La "bella vita" del profugo stupratore

Abiti eleganti, giacca e cravatta o papillon, il capobranco degli stupratori di Rimini Guerlin Butungu non se la passava certo male...

La "bella vita" del profugo stupratore

Un caso terribilmente attuale quello del gruppo di stupratori di Rimini e che non potrà non avere ripercussioni su molte scelte politiche future del paese.

Attuale perché ricollegabile sia al discorso “rifugiati” che a quello dello ius soli e dell’integrazione (mancata). Infatti, mentre il capo branco congolese di 20 anni, Guerlin Butungu, era un richiedente asilo ospite presso un centro di accoglienza del pesarese, gli altri tre soggetti coinvolti (un nigeriano di 17 anni e due marocchini di 15 e 16) sono nati e cresciuti in Italia, la cosiddetta “seconda generazione”.

Dei tre minori poco nulla può essere divulgato in quanto protetti dalla legislazione sui minorenni, ma il profilo Facebook del capobranco rivela alcune informazioni di estremo interesse.

Abiti eleganti, giacca e cravatta o papillon, cappellini, scarpe e giubbotti all’ultima moda; le immancabili cuffiette d’ordinanza per ascoltare la musica, oramai un classico tra i “profughi in cerca di una vita migliore”, del resto dovranno pur passare la giornata in qualche modo (guarda le foto).

In una foto dello scorso 4 aprile lo stupratore si faceva immortalare in completo grigio mentre ringraziava Geova e in un’altra del 2016 pubblicava un’immagine contro il razzismo che ritraeva alcune frasi di Mario Balotelli su “naturalizzazione e sul fatto che “le diverse esperienze della vita lo fanno reagire in modo diverso dagli altri”.

Insomma, da quel che emerge dal materiale pubblicato da Guerlin, non se la passava poi così male, indubbiamente molto meglio di tanti italiani rimasti senza lavoro, senza casa, molto meglio di tanti nostri giovani costretti a fare affidamento sui genitori, ingiustamente diventati veri e propri ammortizzatori sociali mentre lo Stato era impegnato a raccogliere clandestini provenienti dal canale di Sicilia per trasferirli poi alle cooperative e alle organizzazioni ecclesiastiche che si occupano di “migranti”.

Del resto ci sono altri filmati pubblicati da un suo amico ivoriano (estraneo ai fatti), sulla propria pagina Facebook, girato all’interno di un’ampia sala da pranzo nel pesarese, forse in un centro di accoglienza.

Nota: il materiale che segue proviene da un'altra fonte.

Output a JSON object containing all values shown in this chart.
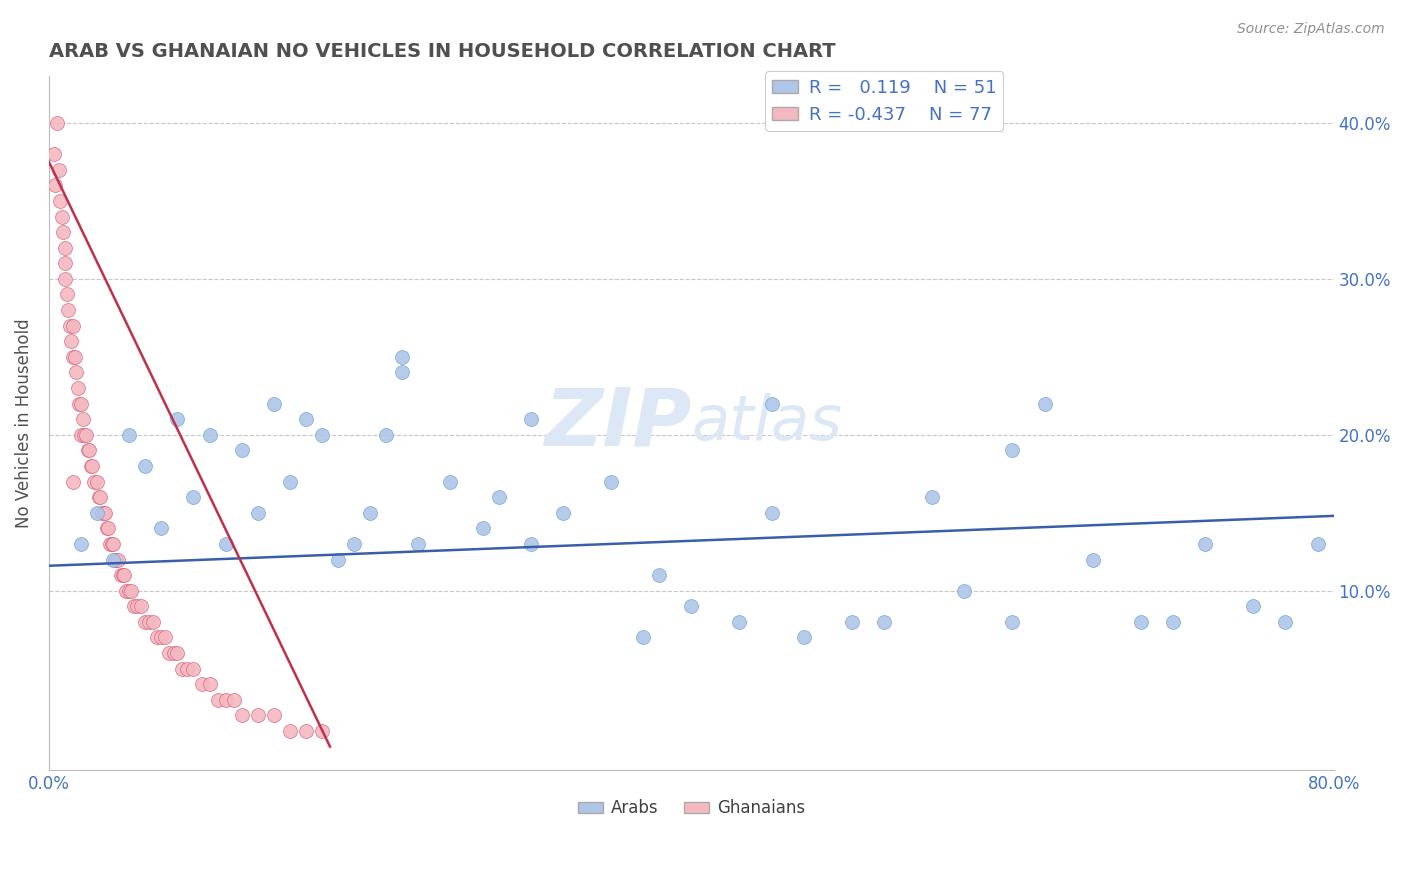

Stanza munita di tv a schermo piatto dove i “rifugiati” banchettano allegramente. Musica “a palla”, piatti stracolmi, bibite, telefonini con tanto di collegamento bluetooth all’orecchio.

Tornando al discorso iniziale, questa volta non si tratta di irregolari, di delinquenti di strada che vivono ai margini della società nascondendosi in non-luoghi di qualche metropoli, i due minori marocchini sono infatti figli di immigrati regolari, le cosiddette “seconde generazioni”. Ok, un paio di loro hanno precedenti per furto e spaccio, ma nulla di più. Soggetti residenti in piccoli paesi del pesarese, facilmente riconoscibili una volta diffuse le immagini delle telecamere dove venivano immortalati dopo la duplice aggressione. Non potevano far altro che consegnarsi, perché ormai era questione di ore.

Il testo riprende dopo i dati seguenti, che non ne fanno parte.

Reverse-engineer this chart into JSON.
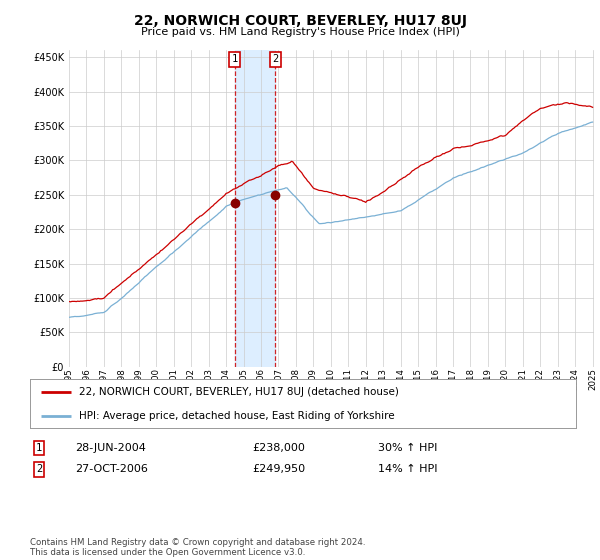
{
  "title": "22, NORWICH COURT, BEVERLEY, HU17 8UJ",
  "subtitle": "Price paid vs. HM Land Registry's House Price Index (HPI)",
  "sale1_date_label": "28-JUN-2004",
  "sale1_price": 238000,
  "sale1_hpi_diff": "30% ↑ HPI",
  "sale1_year": 2004.49,
  "sale2_date_label": "27-OCT-2006",
  "sale2_price": 249950,
  "sale2_hpi_diff": "14% ↑ HPI",
  "sale2_year": 2006.82,
  "legend_line1": "22, NORWICH COURT, BEVERLEY, HU17 8UJ (detached house)",
  "legend_line2": "HPI: Average price, detached house, East Riding of Yorkshire",
  "footer": "Contains HM Land Registry data © Crown copyright and database right 2024.\nThis data is licensed under the Open Government Licence v3.0.",
  "hpi_color": "#7ab0d4",
  "price_color": "#cc0000",
  "background_color": "#ffffff",
  "grid_color": "#cccccc",
  "highlight_color": "#ddeeff",
  "ylim": [
    0,
    460000
  ],
  "yticks": [
    0,
    50000,
    100000,
    150000,
    200000,
    250000,
    300000,
    350000,
    400000,
    450000
  ]
}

Anche il capobranco aveva capito che la faccenda si stava mettendo male, del resto anch’egli era esterno al girone degli irregolari, ospitato in un centro di accoglienza e con le impronte presenti nel “cervellone” delle Forze dell’Ordine. A quel punto ha pensato di “tagliare la corda” verso la Francia, ma non ha fatto in tempo. Era rimasto solo lui, anche il nigeriano era già caduto nella rete.

Contesti di vita differenti ma collegati tra loro: un capobranco congolese richiedente asilo, ospitato in un centro di accoglienza e libero di scorazzare e delinquere nella zona assieme a soggetti appartenenti alle cosiddette “seconde

generazioni”, soggetti che non si sono mai integrati, trovando invece maggior affinità con il congolese e il nigeriano. Vale la pena riflettere bene su questo caso, in particolare quando si parla di ius soli e di accoglienza.